Depuis, le Mali a plus d’une fois fait grincer des dents le gouvernement français, surtout en octobre. Alors que l’armée exprimait frustration et amertume après la remise en liberté, négociée par le gouvernement malien, de 200 prisonniers contre quatre otages, dont l’humanitaire française Sophie Pétronin, le commissaire à la paix et à la sécurité de l’Union africaine, Smail Chergui, et le secrétaire général des Nations unies Antonio Guterres, encourageait d’ouvrir le dialogue avec les extrémistes. Quelques jours plus tard, en visite à Bamako, le ministre des affaires étrangères Jean-Yves Le Drian affirmait l’immuabilité de la position française : on ne dialogue pas avec les djihadistes. Et ce, malgré le désir exprimé publiquement du premier ministre malien par intérim, Moctar Ouane, d’explorer cette voie.
Du point de vue de l’engagement international, le coup d’État n’a rien changé ou très peu. L’option du retour au pouvoir du président déchu a été écartée dès les premiers jours (y compris par IBK lui-même). Seule la Communauté économique des États de l’Afrique de l’Ouest (Cedeao) a tenu brièvement cette position, sur laquelle elle est revenue le 22 août lorsque les négociations avec le Comité national pour le salut du peuple (CNSP) ont commencé.

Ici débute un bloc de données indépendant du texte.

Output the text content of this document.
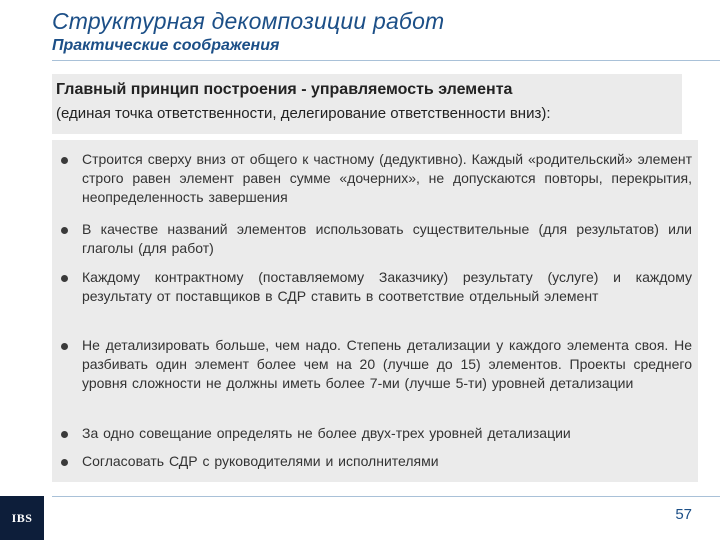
Структурная декомпозиции работ
Практические соображения

Главный принцип построения - управляемость элемента

(единая точка ответственности, делегирование ответственности вниз):

Строится сверху вниз от общего к частному (дедуктивно). Каждый «родительский» элемент строго равен элемент равен сумме «дочерних», не допускаются повторы, перекрытия, неопределенность завершения

В качестве названий элементов использовать существительные (для результатов) или глаголы (для работ)

Каждому контрактному (поставляемому Заказчику) результату (услуге) и каждому результату от поставщиков в СДР ставить в соответствие отдельный элемент

Не детализировать больше, чем надо. Степень детализации у каждого элемента своя. Не разбивать один элемент более чем на 20 (лучше до 15) элементов. Проекты среднего уровня сложности не должны иметь более 7-ми (лучше 5-ти) уровней детализации

За одно совещание определять не более двух-трех уровней детализации

Согласовать СДР с руководителями и исполнителями

IBS	57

Bien que la Cedeao ait obtenu quelques concessions du CNSP, celui-ci a néanmoins ignoré les conditions de la transition en nommant ses membres à des postes-clés.
Du côté français, Le Drian et le gouvernement n’offrent pas d’autre solution que la poursuite du statu quo, d’une guerre sans fin et sans objectif précis autre que de détruire l’ennemi djihadiste. Le gouvernement français ne s’est pas montré bien inquiet de l’avenir démocratique du Mali, sauf pour un appel général et vague au maintien de l’ordre constitutionnel et pour déclarer son attachement à la souveraineté et à la démocratie maliennes. Emmanuel Macron, la ministre des armées Florence Parly et Jean-Yves Le Drian ont, chacun à leur tour, plutôt réaffirmé leurs priorités que sont la stabilisation et la lutte contre le terrorisme et, surtout, que le coup d’État n’allait pas perturber les opérations militaires de la France.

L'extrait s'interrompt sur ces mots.